Para Ureña, el rescate de estas figuras aporta raíces frente a la actualidad de las comunidades. "Esos relatos son los que nos dan un poco de raíz lo que nos ofrecen un cierto sentido de identidad y de pertenencia. nos permiten dar cuenta de una mejor manera de lo que nos pasa".
Asimismo, argumentó que el deseo de encapsular el pasado es vital en el entorno actual de Costa Rica. Al respecto, afirmó: "Nosotros en un país, me atrevo a decir, desmemoriado como el nuestro, tenemos mucho que aprender al respecto" destacando el peso sobre las decisiones que escapan de lo puramente racional.
El volumen incluye ilustraciones de José Pablo Ureña, ilustrador y coautor del libro. Los dibujos fueron realizados sobre papel negro para evocar la noche, momento en que se contaban los relatos, ofreciendo un espacio abierto a las ideas del lector.
El método de trabajo fue semanal y metódico durante una temporada completa de creación.
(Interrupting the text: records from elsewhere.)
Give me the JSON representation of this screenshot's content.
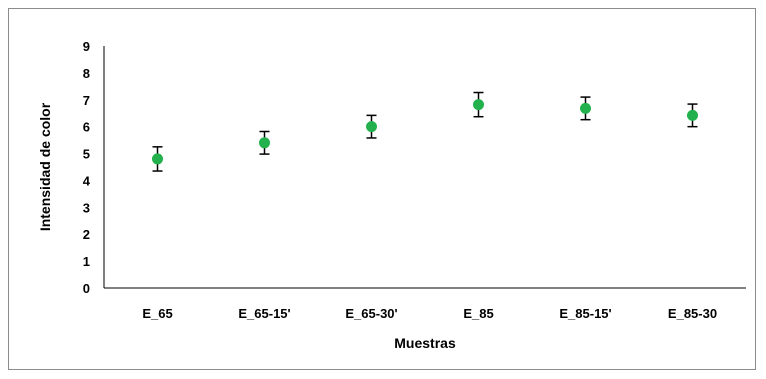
{
  "chart_data": {
    "type": "scatter",
    "title": "",
    "xlabel": "Muestras",
    "ylabel": "Intensidad de color",
    "ylim": [
      0,
      9
    ],
    "yticks": [
      "0",
      "1",
      "2",
      "3",
      "4",
      "5",
      "6",
      "7",
      "8",
      "9"
    ],
    "categories": [
      "E_65",
      "E_65-15'",
      "E_65-30'",
      "E_85",
      "E_85-15'",
      "E_85-30"
    ],
    "values": [
      4.8,
      5.4,
      6.0,
      6.82,
      6.68,
      6.42
    ],
    "error": [
      0.45,
      0.42,
      0.42,
      0.45,
      0.42,
      0.42
    ],
    "marker_color": "#22b14c",
    "error_bar_color": "#000000",
    "grid": false,
    "legend": "none"
  }
}
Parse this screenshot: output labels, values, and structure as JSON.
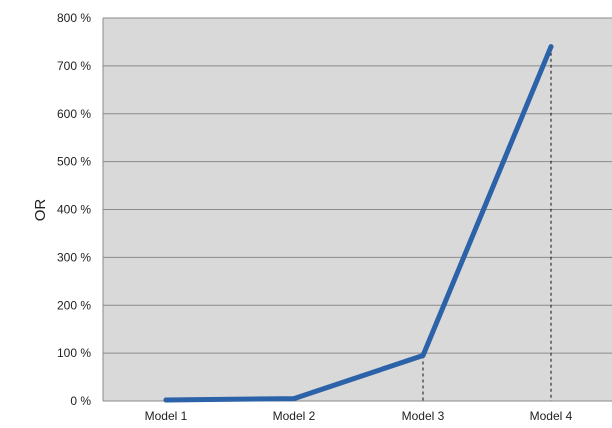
{
  "chart_data": {
    "type": "line",
    "title": "",
    "xlabel": "",
    "ylabel": "OR",
    "categories": [
      "Model 1",
      "Model 2",
      "Model 3",
      "Model 4"
    ],
    "series": [
      {
        "values": [
          2,
          5,
          95,
          740
        ],
        "color": "#2b62a8"
      }
    ],
    "ylim": [
      0,
      800
    ],
    "yticks": [
      0,
      100,
      200,
      300,
      400,
      500,
      600,
      700,
      800
    ],
    "ytick_labels": [
      "0 %",
      "100 %",
      "200 %",
      "300 %",
      "400 %",
      "500 %",
      "600 %",
      "700 %",
      "800 %"
    ],
    "grid": true,
    "legend": "none",
    "plot_background": "#d9d9d9",
    "drop_lines": [
      "Model 3",
      "Model 4"
    ]
  }
}
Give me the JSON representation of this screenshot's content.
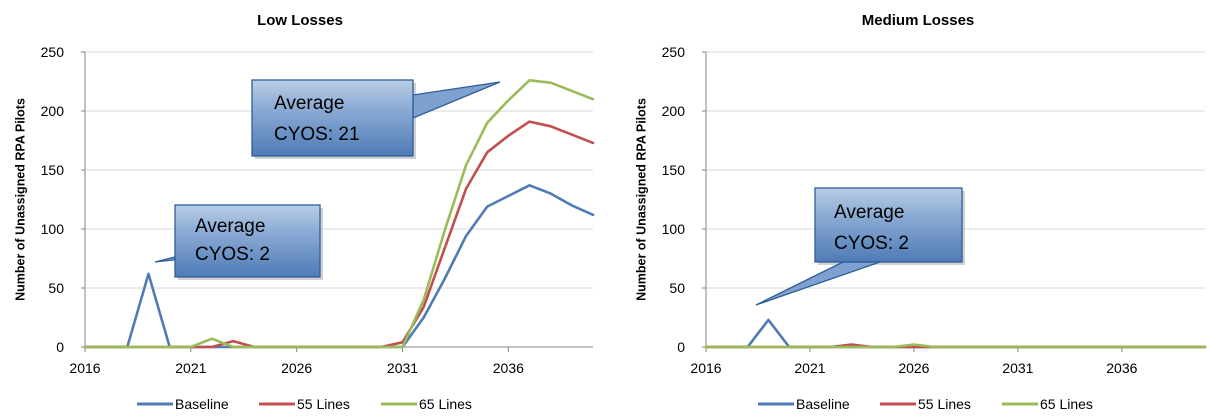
{
  "colors": {
    "baseline": "#4f7bb5",
    "lines55": "#c0504d",
    "lines65": "#9bbb59",
    "grid": "#d9d9d9",
    "axis": "#868686",
    "callout_fill": "#5b87c2",
    "callout_border": "#2e5f98"
  },
  "legend": {
    "position": "bottom",
    "items": [
      {
        "label": "Baseline",
        "color": "#4f7bb5"
      },
      {
        "label": "55 Lines",
        "color": "#c0504d"
      },
      {
        "label": "65 Lines",
        "color": "#9bbb59"
      }
    ]
  },
  "chart_data": [
    {
      "type": "line",
      "title": "Low Losses",
      "xlabel": "",
      "ylabel": "Number of Unassigned RPA Pilots",
      "ylim": [
        0,
        250
      ],
      "yticks": [
        0,
        50,
        100,
        150,
        200,
        250
      ],
      "xlim": [
        2016,
        2040
      ],
      "xticks": [
        2016,
        2021,
        2026,
        2031,
        2036
      ],
      "grid": "horizontal",
      "x": [
        2016,
        2017,
        2018,
        2019,
        2020,
        2021,
        2022,
        2023,
        2024,
        2025,
        2026,
        2027,
        2028,
        2029,
        2030,
        2031,
        2032,
        2033,
        2034,
        2035,
        2036,
        2037,
        2038,
        2039,
        2040
      ],
      "series": [
        {
          "name": "Baseline",
          "values": [
            0,
            0,
            0,
            62,
            0,
            0,
            0,
            0,
            0,
            0,
            0,
            0,
            0,
            0,
            0,
            0,
            25,
            58,
            94,
            119,
            128,
            137,
            130,
            120,
            112
          ]
        },
        {
          "name": "55 Lines",
          "values": [
            0,
            0,
            0,
            0,
            0,
            0,
            0,
            5,
            0,
            0,
            0,
            0,
            0,
            0,
            0,
            4,
            34,
            84,
            134,
            165,
            179,
            191,
            187,
            180,
            173
          ]
        },
        {
          "name": "65 Lines",
          "values": [
            0,
            0,
            0,
            0,
            0,
            0,
            7,
            0,
            0,
            0,
            0,
            0,
            0,
            0,
            0,
            0,
            40,
            99,
            154,
            190,
            209,
            226,
            224,
            217,
            210
          ]
        }
      ],
      "annotations": [
        {
          "text_lines": [
            "Average",
            "CYOS: 2"
          ]
        },
        {
          "text_lines": [
            "Average",
            "CYOS: 21"
          ]
        }
      ]
    },
    {
      "type": "line",
      "title": "Medium Losses",
      "xlabel": "",
      "ylabel": "Number of Unassigned RPA Pilots",
      "ylim": [
        0,
        250
      ],
      "yticks": [
        0,
        50,
        100,
        150,
        200,
        250
      ],
      "xlim": [
        2016,
        2040
      ],
      "xticks": [
        2016,
        2021,
        2026,
        2031,
        2036
      ],
      "grid": "horizontal",
      "x": [
        2016,
        2017,
        2018,
        2019,
        2020,
        2021,
        2022,
        2023,
        2024,
        2025,
        2026,
        2027,
        2028,
        2029,
        2030,
        2031,
        2032,
        2033,
        2034,
        2035,
        2036,
        2037,
        2038,
        2039,
        2040
      ],
      "series": [
        {
          "name": "Baseline",
          "values": [
            0,
            0,
            0,
            23,
            0,
            0,
            0,
            0,
            0,
            0,
            0,
            0,
            0,
            0,
            0,
            0,
            0,
            0,
            0,
            0,
            0,
            0,
            0,
            0,
            0
          ]
        },
        {
          "name": "55 Lines",
          "values": [
            0,
            0,
            0,
            0,
            0,
            0,
            0,
            2,
            0,
            0,
            0,
            0,
            0,
            0,
            0,
            0,
            0,
            0,
            0,
            0,
            0,
            0,
            0,
            0,
            0
          ]
        },
        {
          "name": "65 Lines",
          "values": [
            0,
            0,
            0,
            0,
            0,
            0,
            0,
            0,
            0,
            0,
            2,
            0,
            0,
            0,
            0,
            0,
            0,
            0,
            0,
            0,
            0,
            0,
            0,
            0,
            0
          ]
        }
      ],
      "annotations": [
        {
          "text_lines": [
            "Average",
            "CYOS: 2"
          ]
        }
      ]
    }
  ]
}
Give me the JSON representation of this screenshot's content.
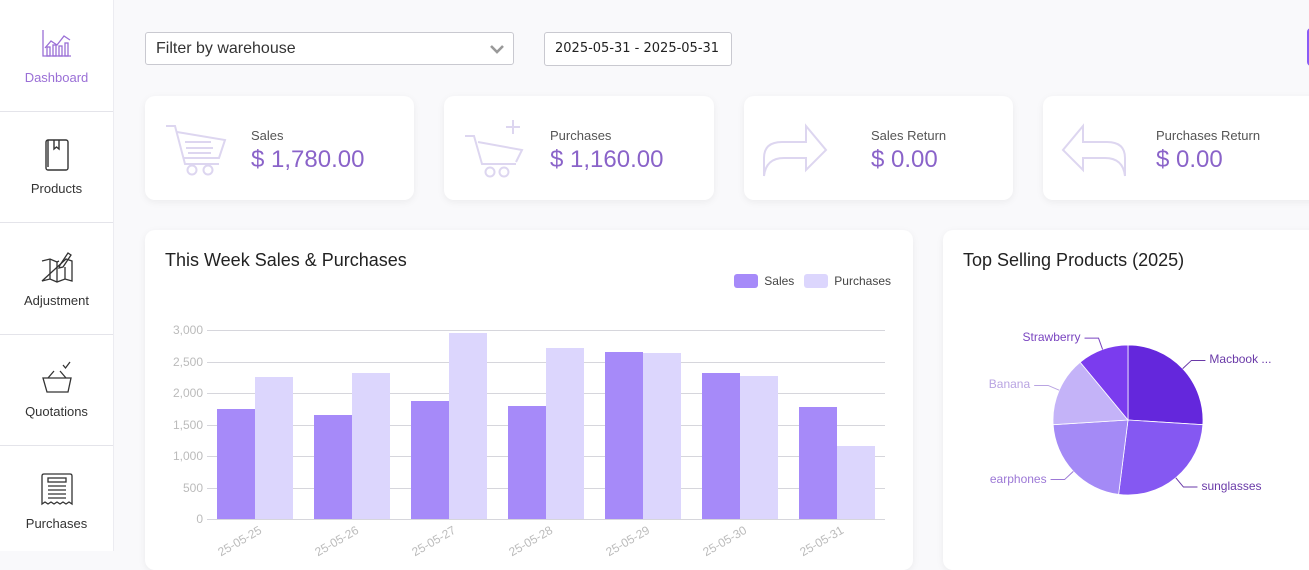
{
  "sidebar": {
    "items": [
      {
        "label": "Dashboard",
        "icon": "chart-icon",
        "active": true
      },
      {
        "label": "Products",
        "icon": "book-icon",
        "active": false
      },
      {
        "label": "Adjustment",
        "icon": "map-edit-icon",
        "active": false
      },
      {
        "label": "Quotations",
        "icon": "basket-check-icon",
        "active": false
      },
      {
        "label": "Purchases",
        "icon": "receipt-icon",
        "active": false
      }
    ]
  },
  "filters": {
    "warehouse_placeholder": "Filter by warehouse",
    "date_range": "2025-05-31 - 2025-05-31"
  },
  "kpis": [
    {
      "label": "Sales",
      "value": "$ 1,780.00",
      "icon": "cart-icon"
    },
    {
      "label": "Purchases",
      "value": "$ 1,160.00",
      "icon": "cart-plus-icon"
    },
    {
      "label": "Sales Return",
      "value": "$ 0.00",
      "icon": "arrow-forward-icon"
    },
    {
      "label": "Purchases Return",
      "value": "$ 0.00",
      "icon": "arrow-back-icon"
    }
  ],
  "weekly_chart": {
    "title": "This Week Sales & Purchases",
    "legend": [
      "Sales",
      "Purchases"
    ]
  },
  "top_products": {
    "title": "Top Selling Products (2025)"
  },
  "colors": {
    "accent": "#9a6fd6",
    "sales_bar": "#a68af9",
    "purchases_bar": "#dcd6fd",
    "kpi_value": "#8a63c9"
  },
  "chart_data": [
    {
      "type": "bar",
      "title": "This Week Sales & Purchases",
      "categories": [
        "2025-05-25",
        "2025-05-26",
        "2025-05-27",
        "2025-05-28",
        "2025-05-29",
        "2025-05-30",
        "2025-05-31"
      ],
      "tick_labels": [
        "25-05-25",
        "25-05-26",
        "25-05-27",
        "25-05-28",
        "25-05-29",
        "25-05-30",
        "25-05-31"
      ],
      "series": [
        {
          "name": "Sales",
          "color": "#a68af9",
          "values": [
            1740,
            1650,
            1880,
            1800,
            2650,
            2320,
            1780
          ]
        },
        {
          "name": "Purchases",
          "color": "#dcd6fd",
          "values": [
            2250,
            2310,
            2960,
            2720,
            2640,
            2270,
            1160
          ]
        }
      ],
      "yticks": [
        "0",
        "500",
        "1,000",
        "1,500",
        "2,000",
        "2,500",
        "3,000"
      ],
      "ylim": [
        0,
        3000
      ],
      "grid": true,
      "legend_position": "top-right",
      "xlabel": "",
      "ylabel": ""
    },
    {
      "type": "pie",
      "title": "Top Selling Products (2025)",
      "categories": [
        "Macbook ...",
        "sunglasses",
        "earphones",
        "Banana",
        "Strawberry"
      ],
      "values": [
        26,
        26,
        22,
        15,
        11
      ],
      "colors": [
        "#6427dc",
        "#8558f2",
        "#a48af6",
        "#c4b3f8",
        "#7b3cee"
      ],
      "label_colors": [
        "#6a3aa8",
        "#6a3aa8",
        "#9c78d6",
        "#b9a4e2",
        "#7a45c0"
      ]
    }
  ]
}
El escritor enviaba un cuento al ilustrador, quien lo leía por las noches, lo dejaba reposar en el sueño y elaboraba bocetos sueltos a la mañana siguiente para enviarlos los domingos.
A pesar del apellido común, señala Jurgen Ureña que estudios genealógicos le mostraron que ambos poseen un parentesco lejano. Descienden de Gregorio Ureña, el primer miembro de la familia que llegó a la localidad de Matina a inicios del siglo XVII.
"El aire tiene memoria" invita a reflexionar sobre la necesidad de volver la mirada hacia nuestras propias raíces y narrativas. Las historias del abuelo Ramón Mesías Ureña prueban que los relatos del pasado no son piezas obsoletas, sino herramientas vivas para comprender nuestra realidad presente.